A typical strategy adopted to ensure that the fitting process does result in the best possible fit, is to ensure that the fitting process begins with parameters that are very close to the true best-fit values. This is done by first carrying out the fitting in multiple stages, with only a few parameters fit at a time, holding the others fixed, until the parameter values returned by the program show that the solutions have converged. Only then is a fit to all the parameters attempted. Then, the errors on each parameter are computed by taking projections cutting through the chi^2 surface along each parameter axis, and if the best-fit values do not change during this process, then one can be confident that the best possible fit has been obtained.

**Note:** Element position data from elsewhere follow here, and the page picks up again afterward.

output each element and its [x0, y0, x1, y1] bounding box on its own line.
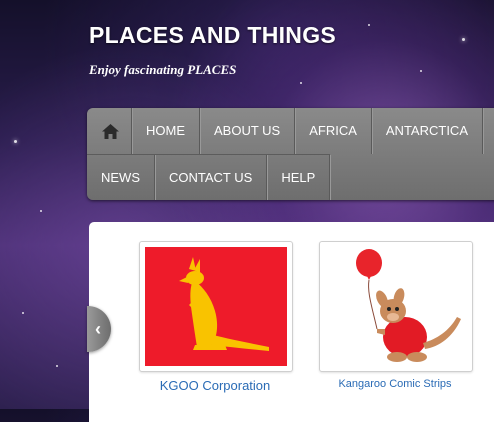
- nav-item-help[interactable]: HELP: [267, 155, 331, 200]
- kangaroo-logo-icon: [179, 257, 269, 351]
- nav-item-africa[interactable]: AFRICA: [295, 108, 372, 154]
- nav-item-about-us[interactable]: ABOUT US: [200, 108, 296, 154]
- star: [22, 312, 24, 314]
- star: [300, 82, 302, 84]
- content-panel: KGOO Corporation Kangaroo Comic Strips: [89, 222, 494, 422]
- star: [368, 24, 370, 26]
- carousel-caption-kgoo[interactable]: KGOO Corporation: [139, 378, 291, 393]
- star: [14, 140, 17, 143]
- nav-home-button[interactable]: [87, 108, 132, 154]
- kangaroo-logo-image[interactable]: [145, 247, 287, 366]
- nav-item-home[interactable]: HOME: [132, 108, 200, 154]
- home-icon: [101, 123, 119, 139]
- site-title[interactable]: PLACES AND THINGS: [89, 22, 336, 49]
- star: [56, 365, 58, 367]
- chevron-left-icon: ‹: [95, 318, 101, 339]
- nav-item-news[interactable]: NEWS: [87, 155, 155, 200]
- nav-item-contact-us[interactable]: CONTACT US: [155, 155, 268, 200]
- nav-row-2: NEWS CONTACT US HELP: [87, 154, 331, 200]
- nav-row-1: HOME ABOUT US AFRICA ANTARCTICA: [87, 108, 483, 154]
- carousel-item-comic[interactable]: [319, 241, 473, 372]
- cartoon-kangaroo-image[interactable]: [325, 247, 467, 366]
- main-nav: HOME ABOUT US AFRICA ANTARCTICA NEWS CON…: [87, 108, 494, 200]
- site-tagline: Enjoy fascinating PLACES: [89, 62, 237, 77]
- nav-item-antarctica[interactable]: ANTARCTICA: [372, 108, 483, 154]
- star: [40, 210, 42, 212]
- carousel-item-kgoo[interactable]: [139, 241, 293, 372]
- star: [420, 70, 422, 72]
- carousel-caption-comic[interactable]: Kangaroo Comic Strips: [319, 378, 471, 390]
- star: [462, 38, 465, 41]
- cartoon-kangaroo-balloon-icon: [356, 249, 461, 362]
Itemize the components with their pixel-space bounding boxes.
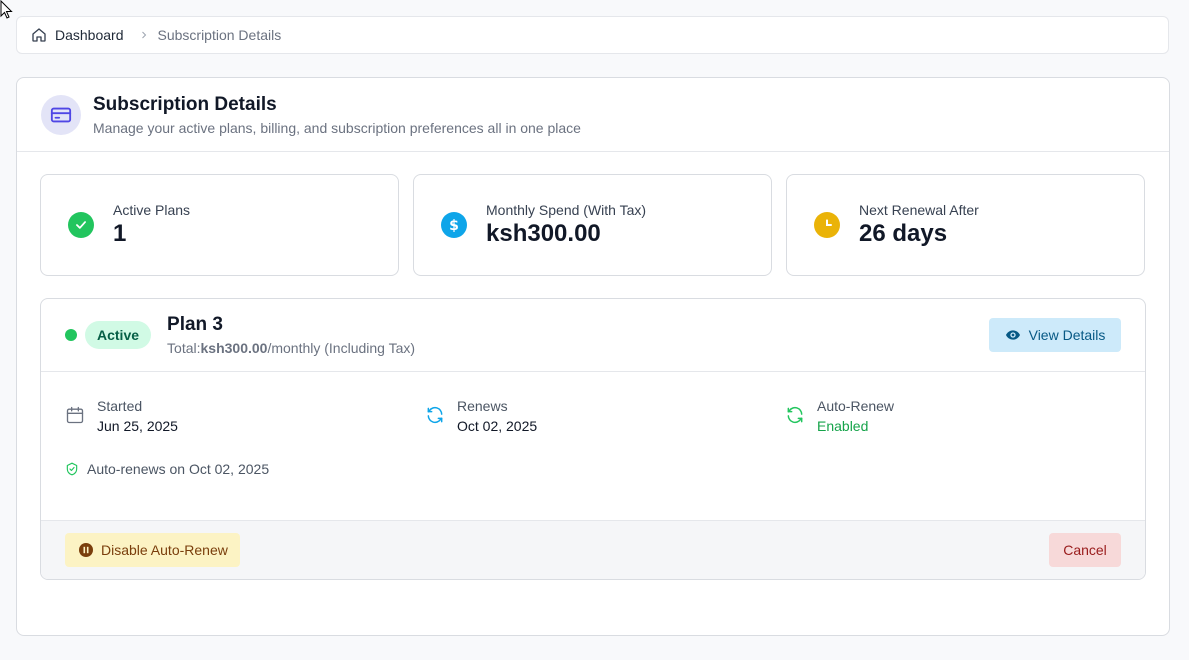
breadcrumb-home-label: Dashboard xyxy=(55,27,124,43)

What this means in practice is that studies that carry out automated fits to a large number of data sets where there is no possibility of human intervention, and thus no means to verify that the best fit parameters have been found, are unreliable. As an example, we show in the Figure above the case where a Gaussian model was fit 100 times to profiles generated by a Poisson with a mean mu=1000 (the Poisson profile is indistinguishable from a Gaussian for mu>~100, cf. Park et al. 2006) and with a total normalization of 1000. In all cases, the fits were started with initial values at the nominal best-fit values. The Figure shows a scatter plot of the initial value of the chi^2, obtained at the end of the first fit attempt, versus the final chi^2, obtained after going through the process described above. Changes as large as delta chi^2 approx 25 are seen, which changes the character of the fit significantly.